"Band of men whips couple near Roxboro." The Bee [Danville, VA] Saturday, April 7, 1928: 1.
This brief article reports on a violent assault against a Croatan couple, Tom Martin and his wife Breedy, who lived in a settlement of 300 Croatans known as "Cuba." The settlement is described as thirteen miles from Roxboro and partly in both Halifax and Person counties, thus partly in North Carolina and partly in Virginia. On the evening of March 11, an unknown number of men (one account said three; another, 10-15) went to the Martin home, called the couple out of their house, carried them into the woods, tied them to trees, and flogged them. The article implies that Breedy was raped. Both were left tied to trees but escaped after several hours. The rumor that circulated about the cause of the flogging was that "Breedy Martin had 'done some talking' which had caused some hard feeling."
Person County Commissioners offered a reward of $100 for information leading to the arrest of the men who committed the assaults. Virginia's Attorney, James S. Easely, reported that he was "without knowledge of the alleged whipping" and that the first information he heard was from The Bee. The fact that he or the sheriff on the Virginia side of the colony had not been informed of the incident until the newspaper contacted them for a comment, coupled with the reward being offered by Person County, convinced him that the crime had not been committed in Virginia.

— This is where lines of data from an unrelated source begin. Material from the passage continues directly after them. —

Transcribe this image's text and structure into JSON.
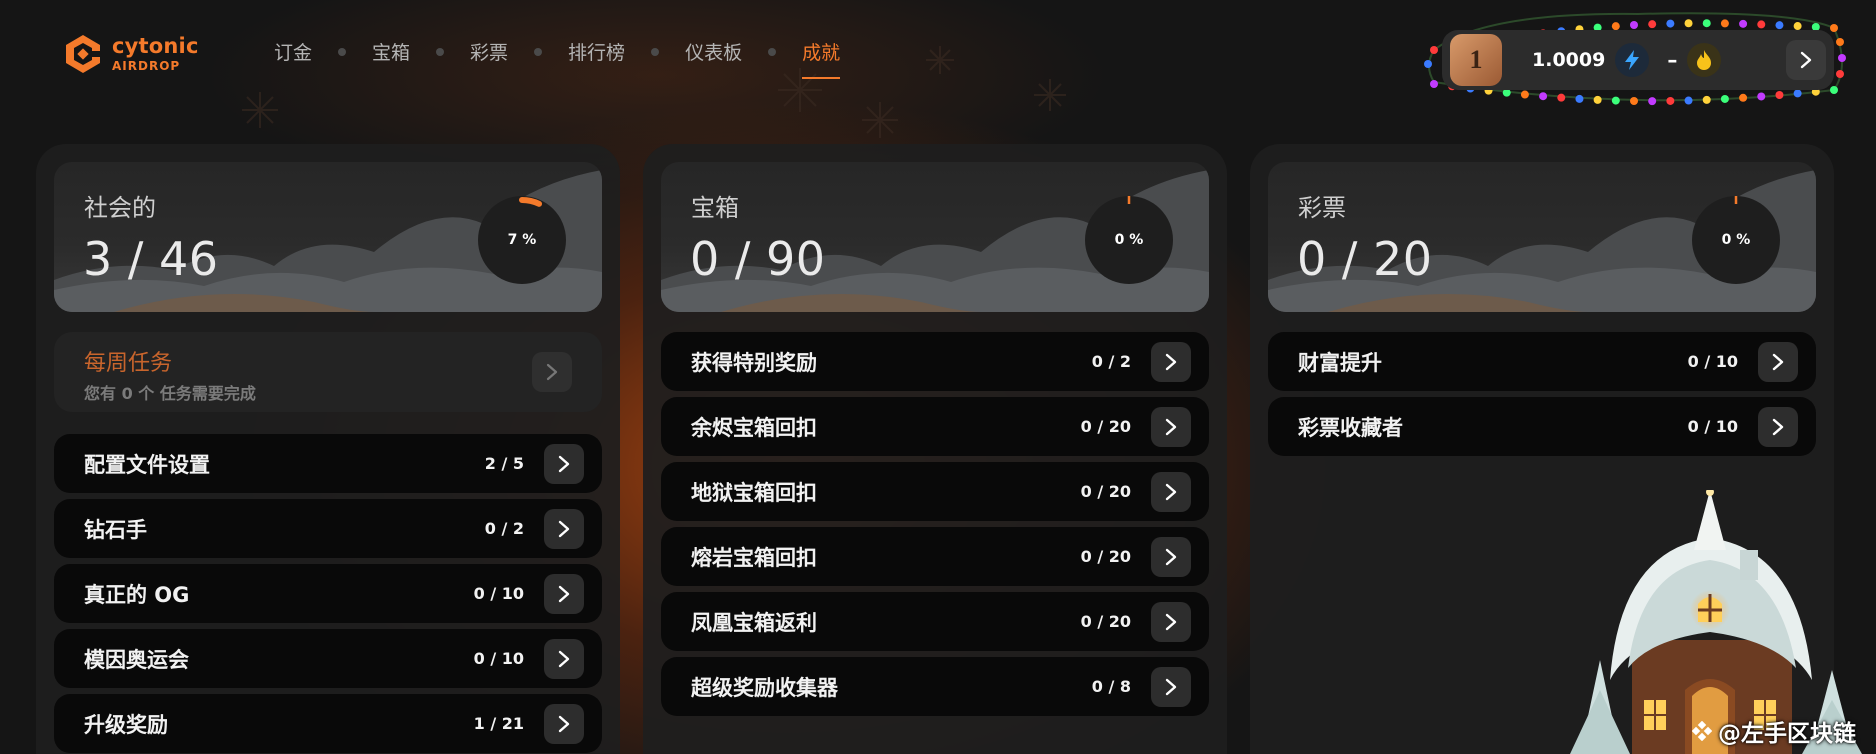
{
  "brand": {
    "name": "cytonic",
    "sub": "AIRDROP",
    "accent": "#f47a2b"
  },
  "nav": [
    {
      "label": "订金",
      "active": false
    },
    {
      "label": "宝箱",
      "active": false
    },
    {
      "label": "彩票",
      "active": false
    },
    {
      "label": "排行榜",
      "active": false
    },
    {
      "label": "仪表板",
      "active": false
    },
    {
      "label": "成就",
      "active": true
    }
  ],
  "wallet": {
    "avatar_glyph": "1",
    "balance": "1.0009",
    "secondary": "–",
    "bolt_icon": "lightning-icon",
    "flame_icon": "flame-icon"
  },
  "columns": {
    "social": {
      "title": "社会的",
      "value": "3 / 46",
      "percent_label": "7 %",
      "progress": 0.07,
      "weekly": {
        "title": "每周任务",
        "subtitle": "您有 0 个 任务需要完成"
      },
      "items": [
        {
          "label": "配置文件设置",
          "count": "2 / 5"
        },
        {
          "label": "钻石手",
          "count": "0 / 2"
        },
        {
          "label": "真正的 OG",
          "count": "0 / 10"
        },
        {
          "label": "模因奥运会",
          "count": "0 / 10"
        },
        {
          "label": "升级奖励",
          "count": "1 / 21"
        }
      ]
    },
    "chests": {
      "title": "宝箱",
      "value": "0 / 90",
      "percent_label": "0 %",
      "progress": 0,
      "items": [
        {
          "label": "获得特别奖励",
          "count": "0 / 2"
        },
        {
          "label": "余烬宝箱回扣",
          "count": "0 / 20"
        },
        {
          "label": "地狱宝箱回扣",
          "count": "0 / 20"
        },
        {
          "label": "熔岩宝箱回扣",
          "count": "0 / 20"
        },
        {
          "label": "凤凰宝箱返利",
          "count": "0 / 20"
        },
        {
          "label": "超级奖励收集器",
          "count": "0 / 8"
        }
      ]
    },
    "lottery": {
      "title": "彩票",
      "value": "0 / 20",
      "percent_label": "0 %",
      "progress": 0,
      "items": [
        {
          "label": "财富提升",
          "count": "0 / 10"
        },
        {
          "label": "彩票收藏者",
          "count": "0 / 10"
        }
      ]
    }
  },
  "watermark": "@左手区块链"
}
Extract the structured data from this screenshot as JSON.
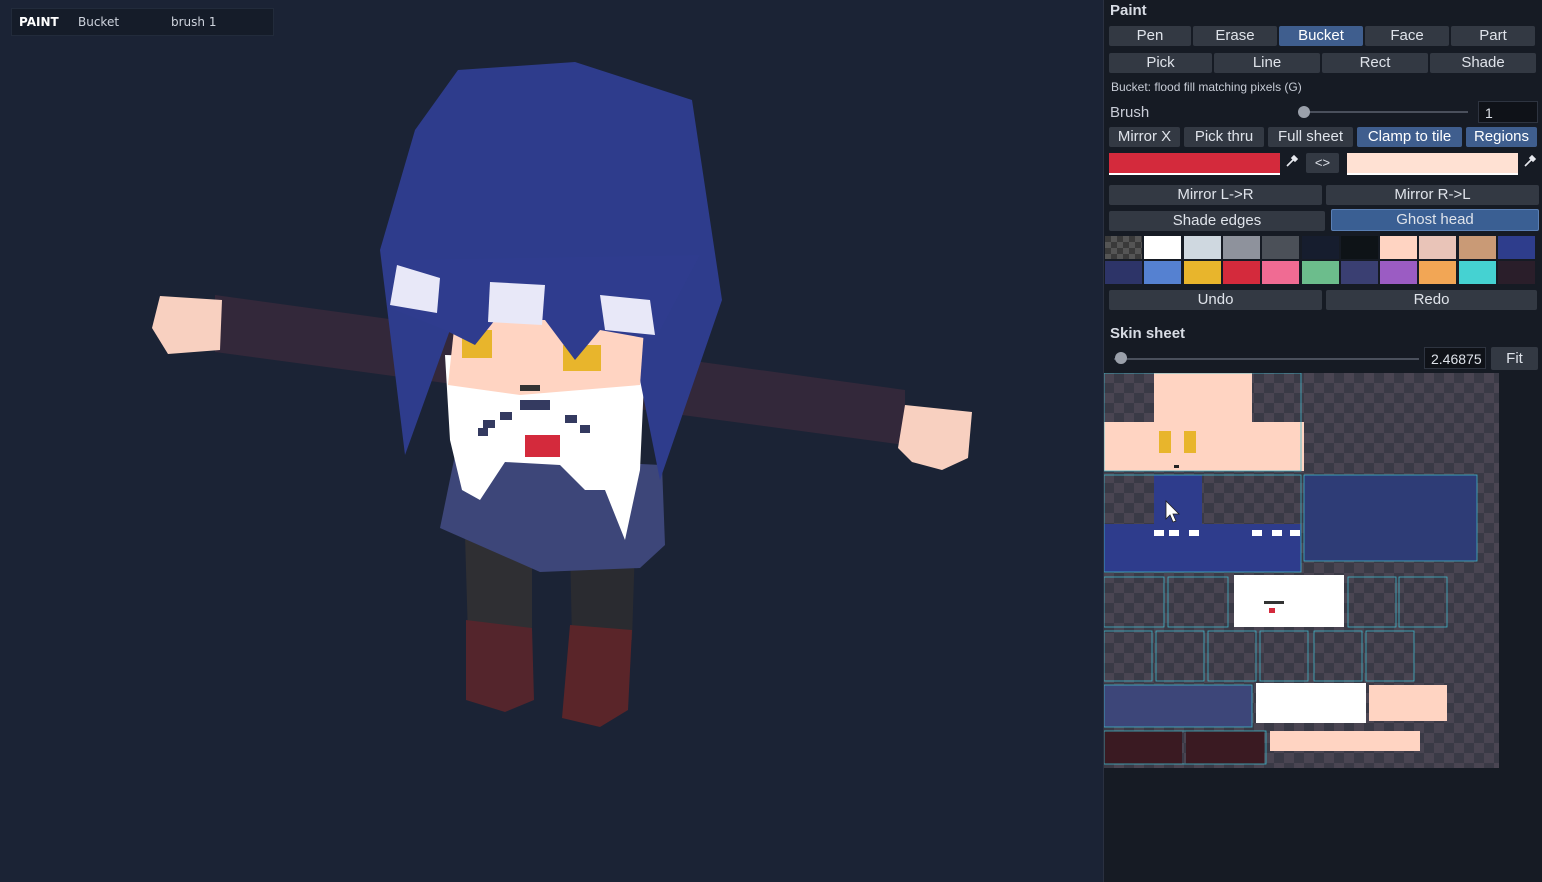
{
  "status": {
    "mode": "PAINT",
    "tool": "Bucket",
    "brush": "brush 1"
  },
  "panel": {
    "title": "Paint",
    "tools_row1": [
      {
        "label": "Pen",
        "active": false
      },
      {
        "label": "Erase",
        "active": false
      },
      {
        "label": "Bucket",
        "active": true
      },
      {
        "label": "Face",
        "active": false
      },
      {
        "label": "Part",
        "active": false
      }
    ],
    "tools_row2": [
      {
        "label": "Pick"
      },
      {
        "label": "Line"
      },
      {
        "label": "Rect"
      },
      {
        "label": "Shade"
      }
    ],
    "hint": "Bucket: flood fill matching pixels (G)",
    "brush_label": "Brush",
    "brush_value": "1",
    "toggles": [
      {
        "label": "Mirror X",
        "active": false
      },
      {
        "label": "Pick thru",
        "active": false
      },
      {
        "label": "Full sheet",
        "active": false
      },
      {
        "label": "Clamp to tile",
        "active": true
      },
      {
        "label": "Regions",
        "active": true
      }
    ],
    "primary_color": "#d42a3c",
    "secondary_color": "#ffe1d3",
    "swap_label": "<>",
    "mirror_lr": "Mirror L->R",
    "mirror_rl": "Mirror R->L",
    "shade_edges": "Shade edges",
    "ghost_head": "Ghost head",
    "palette": [
      "checker",
      "#ffffff",
      "#cfd8e0",
      "#8e929c",
      "#4b5058",
      "#161d2e",
      "#0e1317",
      "#ffd4c2",
      "#e9c4b8",
      "#c99a76",
      "#2e3d8c",
      "#2d3468",
      "#5581d1",
      "#e8b52c",
      "#d42a3c",
      "#f06b93",
      "#6cbd8c",
      "#3a3f72",
      "#9b5cc3",
      "#f2a655",
      "#45d2d2",
      "#2a1e2a"
    ],
    "undo": "Undo",
    "redo": "Redo",
    "skin_title": "Skin sheet",
    "zoom_value": "2.46875",
    "fit": "Fit"
  }
}
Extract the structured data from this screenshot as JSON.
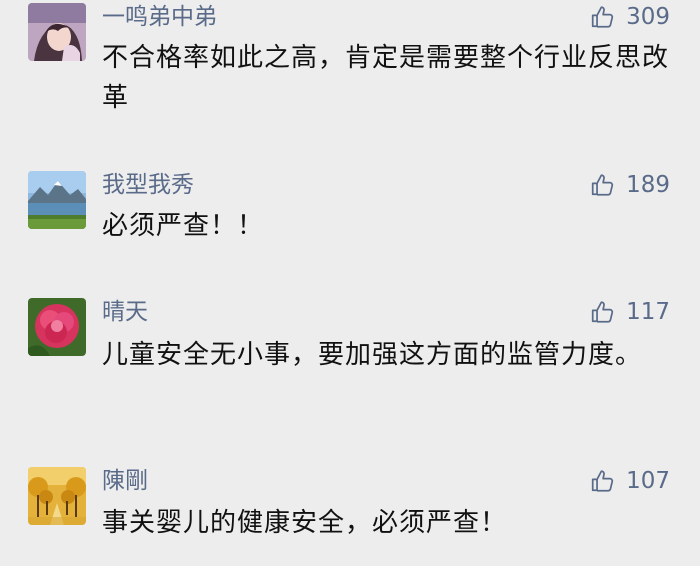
{
  "comments": [
    {
      "nickname": "一鸣弟中弟",
      "likes": "309",
      "text": "不合格率如此之高，肯定是需要整个行业反思改革",
      "avatar": "anime-girl-avatar"
    },
    {
      "nickname": "我型我秀",
      "likes": "189",
      "text": "必须严查！！",
      "avatar": "lake-mountain-avatar"
    },
    {
      "nickname": "晴天",
      "likes": "117",
      "text": "儿童安全无小事，要加强这方面的监管力度。",
      "avatar": "pink-peony-avatar"
    },
    {
      "nickname": "陳剛",
      "likes": "107",
      "text": "事关婴儿的健康安全，必须严查！",
      "avatar": "ginkgo-avenue-avatar"
    }
  ],
  "colors": {
    "background": "#ededed",
    "nickname": "#5a6b8a",
    "text": "#111111",
    "likes": "#5a6b8a"
  },
  "icons": {
    "like": "thumbs-up-icon"
  }
}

Easely further commented that he was not aware of racial disturbances between Whites and the Croatans in the colony, who "were peaceful and law abiding and made a living by farming and trucking." He added that "their racial status . . . was in issue at the last session of the General Assembly when the racial integrity bill was up" and that "the members of the colony were believed by some to have negro blood and that members of it usually were considered as colored people though there seems to be a strain of Indian blood in them."